This was published under the 2010 to 2015 Conservative and Liberal Democrat coalition government
The Government has today agreed with France, Germany, Italy and Spain to develop and pilot multilateral tax information exchange
Under the agreement, a wide range of financial information will be automatically exchanged between the five countries. This will help catch and deter tax evaders as well as provide a template for wider multilateral automatic tax information exchange.
This pilot will be based on the Model Intergovernmental Agreement to Improve International Tax Compliance and to Implement FATCA developed between these countries and the US (which also formed the basis of the subsequent UK-US bilateral automatic exchange agreement). This will help ensure that international tax evasion is tackled in a way that minimises costs for both businesses and governments. A joint letter has today been issued to the European Commission setting out the terms of the agreement.
Exchequer Secretary to the Treasury, David Gauke said:
This is an important further step in the fight against tax evasion and represents the next stage in promoting a new standard in the automatic exchange of tax information. This builds on the agreements we have reached with the Isle of Man, Guernsey and Jersey and the discussions currently underway with the Overseas Territories.
The Prime Minister has set out how he wishes to use the UK’s presidency of the G8 to explore options for greater levels of tax information exchange, particularly on a multilateral basis. The Government therefore sees this agreement as an important early step in a much wider move towards a new international standard in the automatic exchange of tax information, providing a step change in the ability of tax administrations to clamp down on tax evasion.
Notes for Editors
- The G5’s letter to the Commission can be found on the HM Treasury website - http://www.hm-treasury.gov.uk/hmtreasury_news.htm
- FATCA, which is part of the US Hiring Incentives to Restore Employment Act of 2010, aims to combat tax evasion by US tax residents using foreign accounts. It includes certain provisions on withholding taxes and on the reporting of information by foreign financial institutions for US compliance purposes.
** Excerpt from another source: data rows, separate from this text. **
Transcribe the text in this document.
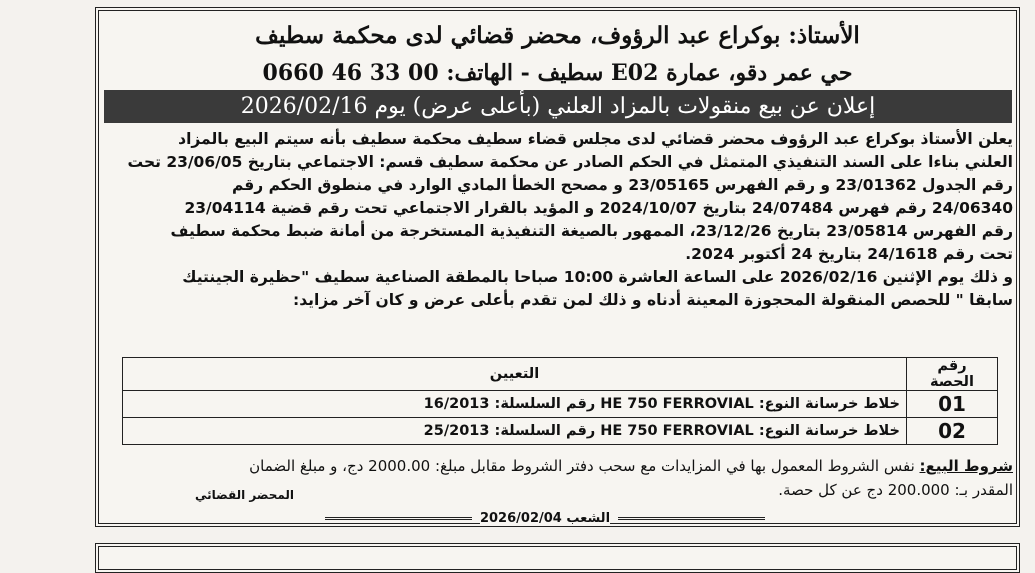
الأستاذ: بوكراع عبد الرؤوف، محضر قضائي لدى محكمة سطيف
حي عمر دقو، عمارة E02 سطيف - الهاتف: 00 33 46 0660
إعلان عن بيع منقولات بالمزاد العلني (بأعلى عرض) يوم 2026/02/16
يعلن الأستاذ بوكراع عبد الرؤوف محضر قضائي لدى مجلس قضاء سطيف محكمة سطيف بأنه سيتم البيع بالمزاد
العلني بناءا على السند التنفيذي المتمثل في الحكم الصادر عن محكمة سطيف قسم: الاجتماعي بتاريخ 23/06/05 تحت
رقم الجدول 23/01362 و رقم الفهرس 23/05165 و مصحح الخطأ المادي الوارد في منطوق الحكم رقم
24/06340 رقم فهرس 24/07484 بتاريخ 2024/10/07 و المؤيد بالقرار الاجتماعي تحت رقم قضية 23/04114
رقم الفهرس 23/05814 بتاريخ 23/12/26، الممهور بالصيغة التنفيذية المستخرجة من أمانة ضبط محكمة سطيف
تحت رقم 24/1618 بتاريخ 24 أكتوبر 2024.
و ذلك يوم الإثنين 2026/02/16 على الساعة العاشرة 10:00 صباحا بالمطقة الصناعية سطيف "حظيرة الجينتيك
سابقا " للحصص المنقولة المحجوزة المعينة أدناه و ذلك لمن تقدم بأعلى عرض و كان آخر مزايد:
رقم الحصة	التعيين
01	خلاط خرسانة النوع: HE 750 FERROVIAL رقم السلسلة: 16/2013
02	خلاط خرسانة النوع: HE 750 FERROVIAL رقم السلسلة: 25/2013
شروط البيع: نفس الشروط المعمول بها في المزايدات مع سحب دفتر الشروط مقابل مبلغ: 2000.00 دج، و مبلغ الضمان
المقدر بـ: 200.000 دج عن كل حصة.
المحضر القضائي
الشعب 2026/02/04
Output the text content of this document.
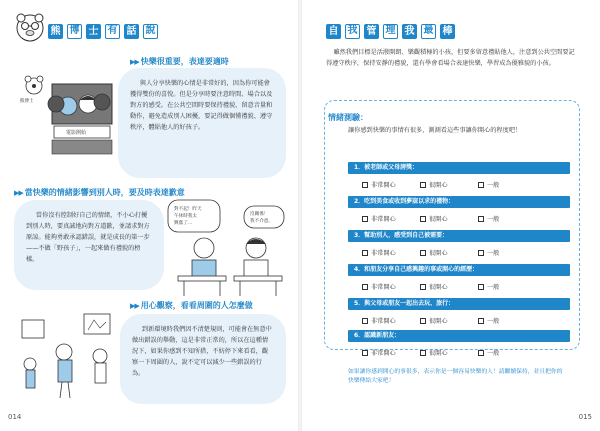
熊 博 士 有 話 說
▶▶ 快樂很重要，表達要適時

與人分享快樂的心情是非常好的，因為你可能會獲得雙份的喜悅。但是分享時要注意時間、場合以及對方的感受。在公共空間時要保持禮貌，留意音量和動作，避免造成別人困擾，要記得做個懂禮貌、遵守秩序，體貼他人的好孩子。

熊博士
電影開始
▶▶ 當快樂的情緒影響到別人時，要及時表達歉意

當你沒有控制好自己的情緒，不小心打擾到別人時，要真誠地向對方道歉，並請求對方原諒。能夠勇敢承認錯誤，就是成長的第一步——不做「野孩子」，一起來做有禮貌的榜樣。

對不起！昨天
午休時我太
興奮了…
沒關係！
我不介意。
▶▶ 用心觀察，看看周圍的人怎麼做

到新環境時我們因不清楚規則，可能會在無意中做出錯誤的舉動，這是非常正常的，所以在這種情況下，如果你感到不知所措，不妨停下來看看，觀察一下周圍的人，說不定可以減少一些錯誤的行為。

014
自 我 管 理 我 最 棒
雖然我們目標是活潑開朗、樂觀積極的小孩，但要多留意禮貼他人，注意到公共空間要記得遵守秩序，保持安靜的禮貌，還有學會看場合表達快樂，學習成為優雅貌的小孩。
情緒測驗：
讓你感到快樂的事情有很多，測測看這些事讓你開心的程度吧！
1．被老師或父母誇獎：
非常開心	很開心	一般
2．吃到美食或收到夢寐以求的禮物：
非常開心	很開心	一般
3．幫助別人，感受到自己被需要：
非常開心	很開心	一般
4．和朋友分享自己感興趣的事或開心的經歷：
非常開心	很開心	一般
5．與父母或朋友一起出去玩、旅行：
非常開心	很開心	一般
6．認識新朋友：
非常開心	很開心	一般
如果讓你感到開心的事很多，表示你是一個容易快樂的人！請繼續保持，並且把你的快樂傳給大家吧！
015
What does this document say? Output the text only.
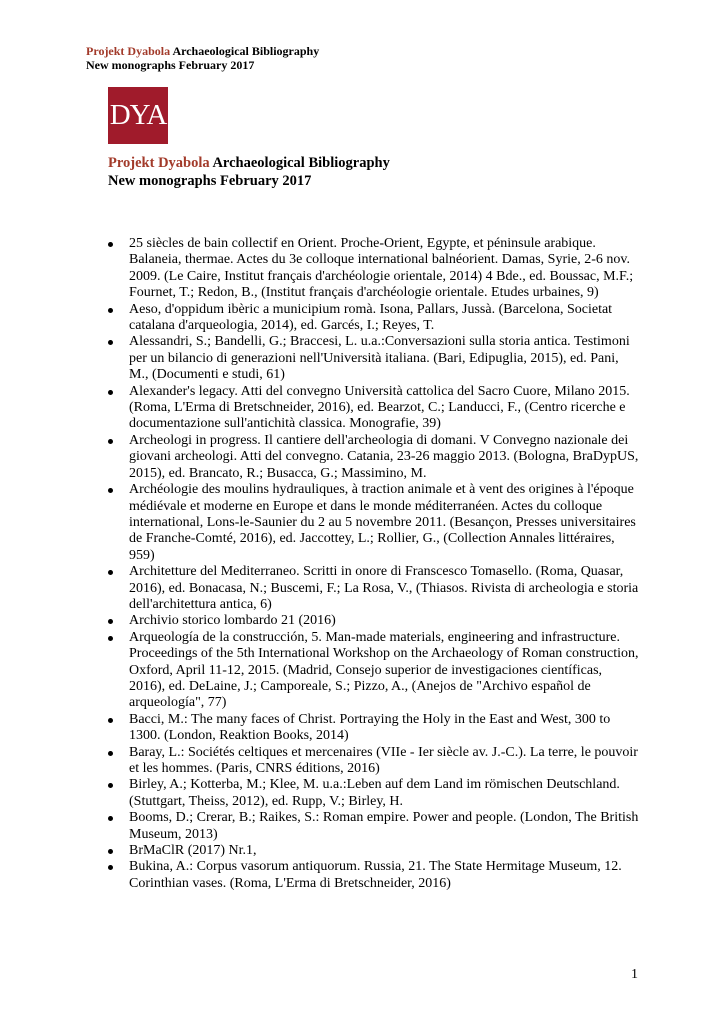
Projekt Dyabola Archaeological Bibliography
New monographs February 2017
DYA
Projekt Dyabola Archaeological Bibliography
New monographs February 2017
25 siècles de bain collectif en Orient. Proche-Orient, Egypte, et péninsule arabique. Balaneia, thermae. Actes du 3e colloque international balnéorient. Damas, Syrie, 2-6 nov. 2009. (Le Caire, Institut français d'archéologie orientale, 2014) 4 Bde., ed. Boussac, M.F.; Fournet, T.; Redon, B., (Institut français d'archéologie orientale. Etudes urbaines, 9)
Aeso, d'oppidum ibèric a municipium romà. Isona, Pallars, Jussà. (Barcelona, Societat catalana d'arqueologia, 2014), ed. Garcés, I.; Reyes, T.
Alessandri, S.; Bandelli, G.; Braccesi, L. u.a.:Conversazioni sulla storia antica. Testimoni per un bilancio di generazioni nell'Università italiana. (Bari, Edipuglia, 2015), ed. Pani, M., (Documenti e studi, 61)
Alexander's legacy. Atti del convegno Università cattolica del Sacro Cuore, Milano 2015. (Roma, L'Erma di Bretschneider, 2016), ed. Bearzot, C.; Landucci, F., (Centro ricerche e documentazione sull'antichità classica. Monografie, 39)
Archeologi in progress. Il cantiere dell'archeologia di domani. V Convegno nazionale dei giovani archeologi. Atti del convegno. Catania, 23-26 maggio 2013. (Bologna, BraDypUS, 2015), ed. Brancato, R.; Busacca, G.; Massimino, M.
Archéologie des moulins hydrauliques, à traction animale et à vent des origines à l'époque médiévale et moderne en Europe et dans le monde méditerranéen. Actes du colloque international, Lons-le-Saunier du 2 au 5 novembre 2011. (Besançon, Presses universitaires de Franche-Comté, 2016), ed. Jaccottey, L.; Rollier, G., (Collection Annales littéraires, 959)
Architetture del Mediterraneo. Scritti in onore di Franscesco Tomasello. (Roma, Quasar, 2016), ed. Bonacasa, N.; Buscemi, F.; La Rosa, V., (Thiasos. Rivista di archeologia e storia dell'architettura antica, 6)
Archivio storico lombardo 21 (2016)
Arqueología de la construcción, 5. Man-made materials, engineering and infrastructure. Proceedings of the 5th International Workshop on the Archaeology of Roman construction, Oxford, April 11-12, 2015. (Madrid, Consejo superior de investigaciones científicas, 2016), ed. DeLaine, J.; Camporeale, S.; Pizzo, A., (Anejos de "Archivo español de arqueología", 77)
Bacci, M.: The many faces of Christ. Portraying the Holy in the East and West, 300 to 1300. (London, Reaktion Books, 2014)
Baray, L.: Sociétés celtiques et mercenaires (VIIe - Ier siècle av. J.-C.). La terre, le pouvoir et les hommes. (Paris, CNRS éditions, 2016)
Birley, A.; Kotterba, M.; Klee, M. u.a.:Leben auf dem Land im römischen Deutschland. (Stuttgart, Theiss, 2012), ed. Rupp, V.; Birley, H.
Booms, D.; Crerar, B.; Raikes, S.: Roman empire. Power and people. (London, The British Museum, 2013)
BrMaClR (2017) Nr.1,
Bukina, A.: Corpus vasorum antiquorum. Russia, 21. The State Hermitage Museum, 12. Corinthian vases. (Roma, L'Erma di Bretschneider, 2016)
1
- The Governments of France, Germany, Italy, Spain and the UK, with the support of the European Commission, took part in joint discussions with the US Government to explore an intergovernmental approach to FATCA, supporting the overall aim to combat tax evasion, while reducing risks and burdens on financial institutions. A model intergovernmental agreement was developed and published in July 2012.
- The UK and the US subsequently signed the UK-US Agreement to Improve International Tax Compliance and to Implement FATCA in September 2012.
- The Isle of Man, Guernsey and Jersey have agreed to enter into automatic tax information exchange agreements with the UK. The Government is in similar discussions with the Overseas Territories.